C’est un des derniers affrontements de la guerre à l’est à peu près équilibrés en termes de matériels et de formations alignées. Revendiquée comme une victoire par les deux camps elle illustre les forces et faiblesses de leurs doctrines et fonctionnement respectifs. Finalement elle est révélatrice de l’impasse stratégique et opérationnelle dans laquelle se sont retrouvés les allemands sur le front de l’est depuis la fin de l’opération Citadelle (bataille de Koursk).

La course au Dniepr

A partir d’août 1943, Joseph Staline fait préparer une course au Dniepr qui constitue pour lui la grande priorité du moment. Le leader soviétique entend bien capitaliser sur les succès de l’été pour remettre la main sur l’Ukraine et ce pour plusieurs raisons à la fois militaires et politiques. S’il s’agit notamment d’empêcher les allemands d’établir une ligne défensive fortifiée (ce fameux Ostwall auquel Hitler se refuse en réalité…) sur le grand fleuve ukrainien, Staline entrevoit déjà cette opération comme un prélude à un déferlement de l’armée rouge sur les Carpates et le sud est de l’Europe. D’autre part dans une Union Soviétique frappée par les pénuries où la famine est une réalité, il apparait comme essentiel de remettre la main sur l’Ukraine riche en ressources alimentaires et énergétiques. Finalement le leader soviétique s’inquiète du développement du nationalisme ukrainien qui (re)prend une importance considérable sous l’occupation allemande.

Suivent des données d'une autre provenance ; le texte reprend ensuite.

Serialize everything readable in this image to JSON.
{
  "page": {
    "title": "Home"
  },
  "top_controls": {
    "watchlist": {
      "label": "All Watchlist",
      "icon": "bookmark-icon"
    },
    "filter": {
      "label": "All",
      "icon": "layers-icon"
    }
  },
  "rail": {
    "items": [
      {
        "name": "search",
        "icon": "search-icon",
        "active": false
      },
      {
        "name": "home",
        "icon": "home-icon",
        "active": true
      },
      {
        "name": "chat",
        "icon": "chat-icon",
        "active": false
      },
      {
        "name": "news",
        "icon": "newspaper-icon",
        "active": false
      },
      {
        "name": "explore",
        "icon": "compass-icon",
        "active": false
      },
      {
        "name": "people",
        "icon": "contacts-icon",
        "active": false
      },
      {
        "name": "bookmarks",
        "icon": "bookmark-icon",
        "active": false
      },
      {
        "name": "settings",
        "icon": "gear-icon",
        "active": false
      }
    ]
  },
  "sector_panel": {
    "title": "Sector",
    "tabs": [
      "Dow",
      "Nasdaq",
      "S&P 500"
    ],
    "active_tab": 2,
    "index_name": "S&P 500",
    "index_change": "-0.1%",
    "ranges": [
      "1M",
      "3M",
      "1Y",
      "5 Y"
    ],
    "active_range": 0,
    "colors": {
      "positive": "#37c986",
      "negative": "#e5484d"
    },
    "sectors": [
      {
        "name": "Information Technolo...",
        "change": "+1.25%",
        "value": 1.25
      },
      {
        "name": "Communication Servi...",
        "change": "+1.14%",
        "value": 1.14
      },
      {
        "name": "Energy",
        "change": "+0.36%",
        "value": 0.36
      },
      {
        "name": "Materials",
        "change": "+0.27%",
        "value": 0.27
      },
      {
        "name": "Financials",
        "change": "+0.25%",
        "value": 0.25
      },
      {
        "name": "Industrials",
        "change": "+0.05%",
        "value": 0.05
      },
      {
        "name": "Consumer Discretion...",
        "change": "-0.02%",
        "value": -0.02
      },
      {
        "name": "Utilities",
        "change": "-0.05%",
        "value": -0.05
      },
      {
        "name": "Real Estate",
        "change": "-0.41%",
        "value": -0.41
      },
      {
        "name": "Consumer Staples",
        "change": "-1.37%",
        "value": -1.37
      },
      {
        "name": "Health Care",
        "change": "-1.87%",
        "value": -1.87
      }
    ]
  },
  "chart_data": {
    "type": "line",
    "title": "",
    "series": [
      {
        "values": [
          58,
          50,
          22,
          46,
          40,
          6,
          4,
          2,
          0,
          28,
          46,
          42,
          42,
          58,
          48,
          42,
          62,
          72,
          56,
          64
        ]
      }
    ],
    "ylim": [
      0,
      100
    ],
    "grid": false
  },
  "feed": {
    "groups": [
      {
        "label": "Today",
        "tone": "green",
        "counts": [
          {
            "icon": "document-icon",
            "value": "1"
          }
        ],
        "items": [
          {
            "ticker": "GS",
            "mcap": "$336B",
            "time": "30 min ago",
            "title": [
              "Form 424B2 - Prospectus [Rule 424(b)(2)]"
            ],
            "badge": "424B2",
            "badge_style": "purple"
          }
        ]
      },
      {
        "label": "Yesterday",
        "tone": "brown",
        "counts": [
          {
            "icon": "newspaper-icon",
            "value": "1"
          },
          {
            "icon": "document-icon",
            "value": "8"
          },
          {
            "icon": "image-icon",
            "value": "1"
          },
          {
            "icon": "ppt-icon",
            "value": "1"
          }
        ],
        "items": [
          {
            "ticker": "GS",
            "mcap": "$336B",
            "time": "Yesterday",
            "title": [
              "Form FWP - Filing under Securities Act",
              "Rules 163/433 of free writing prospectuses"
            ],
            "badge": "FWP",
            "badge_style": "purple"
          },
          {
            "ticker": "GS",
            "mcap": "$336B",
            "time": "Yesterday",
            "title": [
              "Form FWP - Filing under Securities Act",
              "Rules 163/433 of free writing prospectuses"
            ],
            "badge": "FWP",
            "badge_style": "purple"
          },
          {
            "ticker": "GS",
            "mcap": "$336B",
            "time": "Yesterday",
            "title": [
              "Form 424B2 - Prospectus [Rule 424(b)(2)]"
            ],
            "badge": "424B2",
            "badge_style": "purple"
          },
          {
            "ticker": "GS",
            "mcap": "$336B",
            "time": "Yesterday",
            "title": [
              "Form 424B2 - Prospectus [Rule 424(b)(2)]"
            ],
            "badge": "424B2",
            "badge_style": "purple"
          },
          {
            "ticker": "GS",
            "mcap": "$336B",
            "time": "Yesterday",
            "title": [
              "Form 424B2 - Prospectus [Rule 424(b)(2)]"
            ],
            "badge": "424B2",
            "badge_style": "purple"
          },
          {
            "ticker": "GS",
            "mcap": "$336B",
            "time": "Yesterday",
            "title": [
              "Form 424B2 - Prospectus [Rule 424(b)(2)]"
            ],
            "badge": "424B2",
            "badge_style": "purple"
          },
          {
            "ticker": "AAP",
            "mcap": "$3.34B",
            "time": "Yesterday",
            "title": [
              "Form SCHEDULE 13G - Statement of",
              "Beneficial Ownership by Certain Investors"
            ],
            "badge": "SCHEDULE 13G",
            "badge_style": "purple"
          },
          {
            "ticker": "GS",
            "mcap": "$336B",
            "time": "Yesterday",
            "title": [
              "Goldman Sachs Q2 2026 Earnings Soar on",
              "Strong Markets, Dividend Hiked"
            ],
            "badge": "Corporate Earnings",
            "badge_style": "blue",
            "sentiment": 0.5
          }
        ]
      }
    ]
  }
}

A la volonté sans faille de Staline, s’oppose celle d’Hitler qui entend lui, conserver le contrôle de l’Ukraine et du Dniepr. Malgré les recommandations du commandement du groupe d’armée Sud, le maréchal Von Manstein, le maitre du IIIe Reich se refuse à jouer de l’espace pour gagner du temps. Pour Hitler, renoncer à cette terre prévue comme future région de colonisation germanique, c’est renoncer à la grande entreprise de conquête et d’extermination débutée le 22 juin 1941. Ainsi, si les allemands défendront pied à pied l’Ukraine, c’est plus pour des considérations idéologiques que matérielles.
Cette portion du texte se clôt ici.